Mystery Music March

Carla Bruni’s quelqu'un m'a dit

I don’t often follow the lifestyles of the rich and famous. It takes for a celebrity to do something prominent enough that it appears in the 'proper' news that I’ll take notice and so generally if someone says something like ‘Isn’t it a pity about what happened to Kate Winslet?’ I’ll have little to no clue what they’re talking about.

I generally couldn’t care less about their private life so long as, like the person who sells me the newspaper, they’re doing their job properly, which in the case of most celebrities and artists is to entertain or make you think. There are exceptions to this of course – I await the next line-up change in the Sugababes with great interest and I’ll hang on Mark Kermode’s every word.

Which is why, when three months ago, whilst my brain was going through its early morning processes of gaining awareness and I heard Carla Bruni's name in a report about the French prime minister I shot awake and literally jumped out of bed. Carla Bruni to me was the singer-songwriter of the album quelqu'un m'a dit bought for a couple of pound in Vinyl Exchange Manchester in May 2004 and massaging my ears ever since. She was not someone who was mentioned in the headlines on BBC News.

I wrote on this very blog at the time: “If ever I go mad and I'm hearing voices can hers be the only one I hear.” All Carla Bruni was to me, was a singer whose cd inlay I had framed on my wall and who in April 2007, again on this blog I noted was finally releasing a second album five years later. I had no idea what she’d been doing in the intervening years and the only time I’d spoken about her to anyone else was with Caro via email in 2005. Like many of the artists on this list, she was my secret, her silky tonal lullaby my treat on the bus to work in the morning.

Now she’s very much in the public eye having married the French Prime Minister, the newspapers have filled, during the three months (or longer) of their courtship, with mini-biographies of this woman, this ‘model-turned-singer’ and the many boyfriends and dalliances she’s had in the five years that she’s not been recording music. I don’t want to know that she’s an heiress that she’s been linked with everyone from Eric Clapton to Donald Trump and that she’s allegedly ended marriages, one of the songs on this very album, ‘Raphaël’ being about that very affair.

Given everything you now know about Bruni, would you expect quelqu'un m'a dit to be a folk record? Because that’s exactly what it is with hints of country in there too. The best track is probably Le toi du moi, which plays out the beats of A Fine Romance (‘my friend this is’) over a wider emotional pallet.
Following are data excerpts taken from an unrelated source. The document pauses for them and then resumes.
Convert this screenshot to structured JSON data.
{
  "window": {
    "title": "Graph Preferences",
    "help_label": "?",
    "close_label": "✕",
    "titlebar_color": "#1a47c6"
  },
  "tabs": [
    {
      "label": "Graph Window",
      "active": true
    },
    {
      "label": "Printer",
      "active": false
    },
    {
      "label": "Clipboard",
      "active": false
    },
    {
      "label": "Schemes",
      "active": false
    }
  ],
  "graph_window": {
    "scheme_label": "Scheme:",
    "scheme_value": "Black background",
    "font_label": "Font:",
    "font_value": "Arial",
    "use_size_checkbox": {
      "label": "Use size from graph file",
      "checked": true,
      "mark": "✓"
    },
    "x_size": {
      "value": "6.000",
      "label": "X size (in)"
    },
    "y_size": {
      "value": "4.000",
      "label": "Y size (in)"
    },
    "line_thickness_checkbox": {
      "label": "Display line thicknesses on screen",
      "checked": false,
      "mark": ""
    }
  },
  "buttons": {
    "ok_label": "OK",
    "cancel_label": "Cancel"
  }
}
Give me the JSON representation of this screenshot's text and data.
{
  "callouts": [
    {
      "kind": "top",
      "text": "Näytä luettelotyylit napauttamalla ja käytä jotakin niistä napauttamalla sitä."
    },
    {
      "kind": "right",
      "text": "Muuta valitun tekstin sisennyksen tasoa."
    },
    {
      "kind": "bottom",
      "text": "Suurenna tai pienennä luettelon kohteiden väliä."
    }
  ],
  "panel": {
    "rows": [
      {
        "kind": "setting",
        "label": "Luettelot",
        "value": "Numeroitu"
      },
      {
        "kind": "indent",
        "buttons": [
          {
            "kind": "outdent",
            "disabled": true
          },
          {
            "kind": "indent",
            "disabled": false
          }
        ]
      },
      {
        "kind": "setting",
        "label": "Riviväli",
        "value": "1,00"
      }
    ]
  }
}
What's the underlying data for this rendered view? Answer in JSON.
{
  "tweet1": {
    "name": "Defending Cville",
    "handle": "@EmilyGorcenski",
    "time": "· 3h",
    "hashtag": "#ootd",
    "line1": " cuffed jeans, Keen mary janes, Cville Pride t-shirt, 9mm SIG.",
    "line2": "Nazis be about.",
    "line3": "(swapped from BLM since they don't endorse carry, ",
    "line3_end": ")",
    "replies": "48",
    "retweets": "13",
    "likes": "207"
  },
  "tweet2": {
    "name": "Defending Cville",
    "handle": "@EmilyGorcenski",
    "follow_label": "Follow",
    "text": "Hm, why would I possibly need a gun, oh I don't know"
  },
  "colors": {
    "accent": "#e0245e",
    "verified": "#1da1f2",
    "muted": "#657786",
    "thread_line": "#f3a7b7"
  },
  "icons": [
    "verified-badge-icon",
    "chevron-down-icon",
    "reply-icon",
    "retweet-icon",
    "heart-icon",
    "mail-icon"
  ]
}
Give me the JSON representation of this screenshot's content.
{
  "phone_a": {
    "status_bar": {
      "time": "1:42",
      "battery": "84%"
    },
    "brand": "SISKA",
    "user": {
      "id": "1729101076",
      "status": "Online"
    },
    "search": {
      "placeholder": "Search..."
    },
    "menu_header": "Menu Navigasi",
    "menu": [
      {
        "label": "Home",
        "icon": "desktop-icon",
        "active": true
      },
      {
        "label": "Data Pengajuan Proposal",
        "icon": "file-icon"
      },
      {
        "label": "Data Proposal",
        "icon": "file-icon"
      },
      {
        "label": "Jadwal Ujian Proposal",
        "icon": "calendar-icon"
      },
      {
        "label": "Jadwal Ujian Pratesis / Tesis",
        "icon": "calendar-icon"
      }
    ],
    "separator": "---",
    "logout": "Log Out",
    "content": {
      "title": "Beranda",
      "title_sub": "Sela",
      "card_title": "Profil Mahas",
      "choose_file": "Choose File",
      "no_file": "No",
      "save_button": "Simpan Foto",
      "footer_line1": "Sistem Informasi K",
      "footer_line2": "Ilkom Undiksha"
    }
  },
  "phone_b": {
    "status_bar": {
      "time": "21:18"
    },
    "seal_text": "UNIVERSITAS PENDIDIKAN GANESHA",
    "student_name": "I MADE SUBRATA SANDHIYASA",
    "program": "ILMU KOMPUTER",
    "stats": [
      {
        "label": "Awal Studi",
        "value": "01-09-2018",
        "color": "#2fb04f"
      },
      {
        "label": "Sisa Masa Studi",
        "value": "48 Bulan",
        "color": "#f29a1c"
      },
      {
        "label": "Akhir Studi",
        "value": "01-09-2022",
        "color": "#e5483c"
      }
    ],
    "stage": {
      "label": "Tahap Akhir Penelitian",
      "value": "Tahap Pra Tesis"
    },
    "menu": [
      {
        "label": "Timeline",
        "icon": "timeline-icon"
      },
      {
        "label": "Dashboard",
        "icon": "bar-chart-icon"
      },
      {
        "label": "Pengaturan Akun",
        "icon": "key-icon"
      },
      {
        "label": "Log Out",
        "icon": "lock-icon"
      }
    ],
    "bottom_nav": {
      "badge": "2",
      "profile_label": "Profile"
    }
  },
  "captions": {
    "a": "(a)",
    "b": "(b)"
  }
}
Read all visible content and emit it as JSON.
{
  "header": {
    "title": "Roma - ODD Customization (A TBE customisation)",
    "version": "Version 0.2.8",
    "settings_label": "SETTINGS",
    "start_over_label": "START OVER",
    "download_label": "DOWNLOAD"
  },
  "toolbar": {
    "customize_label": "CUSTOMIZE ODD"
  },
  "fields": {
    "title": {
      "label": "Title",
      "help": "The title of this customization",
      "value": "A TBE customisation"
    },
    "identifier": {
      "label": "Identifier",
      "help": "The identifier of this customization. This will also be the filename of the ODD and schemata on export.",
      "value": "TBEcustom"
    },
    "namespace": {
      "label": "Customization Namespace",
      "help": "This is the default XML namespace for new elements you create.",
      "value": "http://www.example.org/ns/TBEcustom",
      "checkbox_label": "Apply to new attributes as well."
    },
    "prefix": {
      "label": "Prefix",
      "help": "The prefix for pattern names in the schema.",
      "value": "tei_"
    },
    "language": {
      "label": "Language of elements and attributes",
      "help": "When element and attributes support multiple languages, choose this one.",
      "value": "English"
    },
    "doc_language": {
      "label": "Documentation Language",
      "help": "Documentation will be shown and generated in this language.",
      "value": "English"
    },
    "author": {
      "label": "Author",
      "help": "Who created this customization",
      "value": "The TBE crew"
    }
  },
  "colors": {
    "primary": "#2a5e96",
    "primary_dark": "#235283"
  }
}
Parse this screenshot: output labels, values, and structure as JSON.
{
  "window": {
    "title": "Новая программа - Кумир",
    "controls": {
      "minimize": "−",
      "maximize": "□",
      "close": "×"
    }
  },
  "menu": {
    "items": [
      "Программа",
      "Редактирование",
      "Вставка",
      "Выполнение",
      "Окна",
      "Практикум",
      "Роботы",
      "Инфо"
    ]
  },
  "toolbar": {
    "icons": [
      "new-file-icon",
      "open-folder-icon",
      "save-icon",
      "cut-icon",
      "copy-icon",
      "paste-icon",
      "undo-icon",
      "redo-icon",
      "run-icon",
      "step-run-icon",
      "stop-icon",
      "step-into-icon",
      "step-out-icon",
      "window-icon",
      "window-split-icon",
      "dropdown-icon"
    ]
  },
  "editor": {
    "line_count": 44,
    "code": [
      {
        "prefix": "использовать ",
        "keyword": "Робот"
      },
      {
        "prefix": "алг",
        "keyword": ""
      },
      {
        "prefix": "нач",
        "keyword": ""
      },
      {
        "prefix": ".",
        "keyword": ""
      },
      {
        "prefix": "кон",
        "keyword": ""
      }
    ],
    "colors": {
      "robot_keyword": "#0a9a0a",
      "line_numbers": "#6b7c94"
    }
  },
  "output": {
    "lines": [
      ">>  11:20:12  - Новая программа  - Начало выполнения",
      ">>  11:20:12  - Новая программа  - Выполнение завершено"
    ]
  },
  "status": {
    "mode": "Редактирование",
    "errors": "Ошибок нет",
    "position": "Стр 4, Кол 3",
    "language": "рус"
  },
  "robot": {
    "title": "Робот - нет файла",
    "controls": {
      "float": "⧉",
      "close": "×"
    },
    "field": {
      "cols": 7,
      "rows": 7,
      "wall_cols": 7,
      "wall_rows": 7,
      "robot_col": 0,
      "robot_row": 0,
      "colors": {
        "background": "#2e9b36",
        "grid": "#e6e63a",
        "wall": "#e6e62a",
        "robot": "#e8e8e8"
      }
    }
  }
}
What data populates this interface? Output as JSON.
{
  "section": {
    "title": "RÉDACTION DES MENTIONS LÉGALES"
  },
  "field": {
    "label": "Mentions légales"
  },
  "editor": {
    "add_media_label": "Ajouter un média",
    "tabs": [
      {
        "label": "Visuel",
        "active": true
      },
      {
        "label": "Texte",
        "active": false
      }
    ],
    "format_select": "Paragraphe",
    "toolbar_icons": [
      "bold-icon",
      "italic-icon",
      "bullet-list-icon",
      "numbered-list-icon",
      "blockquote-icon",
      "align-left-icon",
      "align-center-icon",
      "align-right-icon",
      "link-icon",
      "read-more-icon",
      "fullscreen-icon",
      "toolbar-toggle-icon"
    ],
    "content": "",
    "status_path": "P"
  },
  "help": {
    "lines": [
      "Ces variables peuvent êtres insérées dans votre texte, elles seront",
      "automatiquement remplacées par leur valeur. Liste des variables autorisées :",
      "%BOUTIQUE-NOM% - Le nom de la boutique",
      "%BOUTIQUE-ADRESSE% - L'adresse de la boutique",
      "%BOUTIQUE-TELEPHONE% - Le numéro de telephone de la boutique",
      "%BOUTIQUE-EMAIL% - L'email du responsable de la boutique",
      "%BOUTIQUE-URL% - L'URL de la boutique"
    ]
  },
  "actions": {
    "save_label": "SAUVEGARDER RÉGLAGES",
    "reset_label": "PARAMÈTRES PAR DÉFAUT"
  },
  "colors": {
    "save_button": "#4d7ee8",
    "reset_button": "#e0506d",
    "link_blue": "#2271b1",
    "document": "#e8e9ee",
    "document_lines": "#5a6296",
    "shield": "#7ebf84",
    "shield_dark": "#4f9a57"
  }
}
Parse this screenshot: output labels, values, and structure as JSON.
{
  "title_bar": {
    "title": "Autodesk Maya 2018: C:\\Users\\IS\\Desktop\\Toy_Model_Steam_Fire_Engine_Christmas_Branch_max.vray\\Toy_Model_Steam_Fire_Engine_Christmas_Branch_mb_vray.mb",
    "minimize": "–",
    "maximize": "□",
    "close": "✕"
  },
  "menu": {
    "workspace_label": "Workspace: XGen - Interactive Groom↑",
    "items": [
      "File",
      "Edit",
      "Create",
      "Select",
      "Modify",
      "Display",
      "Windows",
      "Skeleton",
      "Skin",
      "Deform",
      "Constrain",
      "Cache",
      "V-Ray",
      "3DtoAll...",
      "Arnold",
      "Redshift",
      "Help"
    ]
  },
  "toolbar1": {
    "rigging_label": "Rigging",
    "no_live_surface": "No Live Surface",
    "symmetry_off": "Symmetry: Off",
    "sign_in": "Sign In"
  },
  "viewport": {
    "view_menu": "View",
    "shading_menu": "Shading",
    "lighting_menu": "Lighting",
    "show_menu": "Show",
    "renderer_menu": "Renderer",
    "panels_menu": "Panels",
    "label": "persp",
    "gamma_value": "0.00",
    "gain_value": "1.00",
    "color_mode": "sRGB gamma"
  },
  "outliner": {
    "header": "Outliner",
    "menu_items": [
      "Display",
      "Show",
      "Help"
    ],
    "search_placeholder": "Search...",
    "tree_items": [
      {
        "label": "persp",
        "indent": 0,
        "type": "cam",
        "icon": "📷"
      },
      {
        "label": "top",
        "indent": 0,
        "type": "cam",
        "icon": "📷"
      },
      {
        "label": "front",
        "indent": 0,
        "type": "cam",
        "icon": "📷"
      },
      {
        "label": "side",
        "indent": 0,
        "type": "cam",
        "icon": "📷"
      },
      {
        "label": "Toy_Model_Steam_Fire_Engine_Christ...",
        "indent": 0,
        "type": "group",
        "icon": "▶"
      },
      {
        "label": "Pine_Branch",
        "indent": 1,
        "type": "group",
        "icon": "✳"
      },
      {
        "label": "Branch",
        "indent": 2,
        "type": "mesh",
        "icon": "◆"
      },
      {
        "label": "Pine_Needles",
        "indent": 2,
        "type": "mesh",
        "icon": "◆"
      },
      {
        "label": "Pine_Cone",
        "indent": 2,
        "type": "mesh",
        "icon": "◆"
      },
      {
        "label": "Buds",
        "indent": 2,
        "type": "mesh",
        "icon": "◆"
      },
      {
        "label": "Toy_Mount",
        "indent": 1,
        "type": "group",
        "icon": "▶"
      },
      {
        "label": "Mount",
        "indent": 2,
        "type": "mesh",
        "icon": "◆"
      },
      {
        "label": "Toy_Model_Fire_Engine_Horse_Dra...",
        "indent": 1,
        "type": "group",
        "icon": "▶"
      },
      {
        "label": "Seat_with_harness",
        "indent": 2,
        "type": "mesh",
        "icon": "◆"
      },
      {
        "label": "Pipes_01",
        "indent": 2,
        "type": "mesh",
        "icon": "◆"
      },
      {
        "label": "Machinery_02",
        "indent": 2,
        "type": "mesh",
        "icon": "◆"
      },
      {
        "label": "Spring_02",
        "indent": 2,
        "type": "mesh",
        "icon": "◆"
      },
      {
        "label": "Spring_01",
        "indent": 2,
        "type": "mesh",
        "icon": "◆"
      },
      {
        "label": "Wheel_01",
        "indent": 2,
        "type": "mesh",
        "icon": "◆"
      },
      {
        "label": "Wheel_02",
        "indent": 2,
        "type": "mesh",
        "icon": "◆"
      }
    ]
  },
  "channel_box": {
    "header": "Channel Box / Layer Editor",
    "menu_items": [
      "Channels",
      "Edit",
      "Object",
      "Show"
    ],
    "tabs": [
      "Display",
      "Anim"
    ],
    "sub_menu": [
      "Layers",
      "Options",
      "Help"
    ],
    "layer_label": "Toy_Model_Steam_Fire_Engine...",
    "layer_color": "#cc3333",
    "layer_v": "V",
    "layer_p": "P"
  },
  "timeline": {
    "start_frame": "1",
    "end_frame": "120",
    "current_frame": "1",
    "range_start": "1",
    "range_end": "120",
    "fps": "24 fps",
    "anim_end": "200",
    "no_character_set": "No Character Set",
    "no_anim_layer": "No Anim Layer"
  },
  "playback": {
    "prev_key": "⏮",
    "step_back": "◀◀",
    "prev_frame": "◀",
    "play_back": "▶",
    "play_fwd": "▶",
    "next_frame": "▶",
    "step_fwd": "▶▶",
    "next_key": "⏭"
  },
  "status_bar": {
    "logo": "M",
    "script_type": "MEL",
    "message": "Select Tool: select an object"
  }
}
And unlike, for example, French rap music, language isn’t too much of a barrier because you’re carried along by the textures and importantly it’s not over produced – the only sounds you can hear are guitars and that voice, so authentically French even though she was born in Italy.

I don’t know what the rules are about the wives of premiere’s releasing pop records but I suspect it’ll be another five years before Bruni releases another album which on the basis of this might well be a lyrical expose of what it’s like to be in office. But you see I wouldn’t be thinking that if I didn’t know where this voice was coming from, so mysterious for so long. There’s no doubt that in most cases your knowledge of an artist can inform your appreciation of their music (Amy Winehouse etc.) but in this case I wish Carla was still to me just a beautiful voice from who knew where.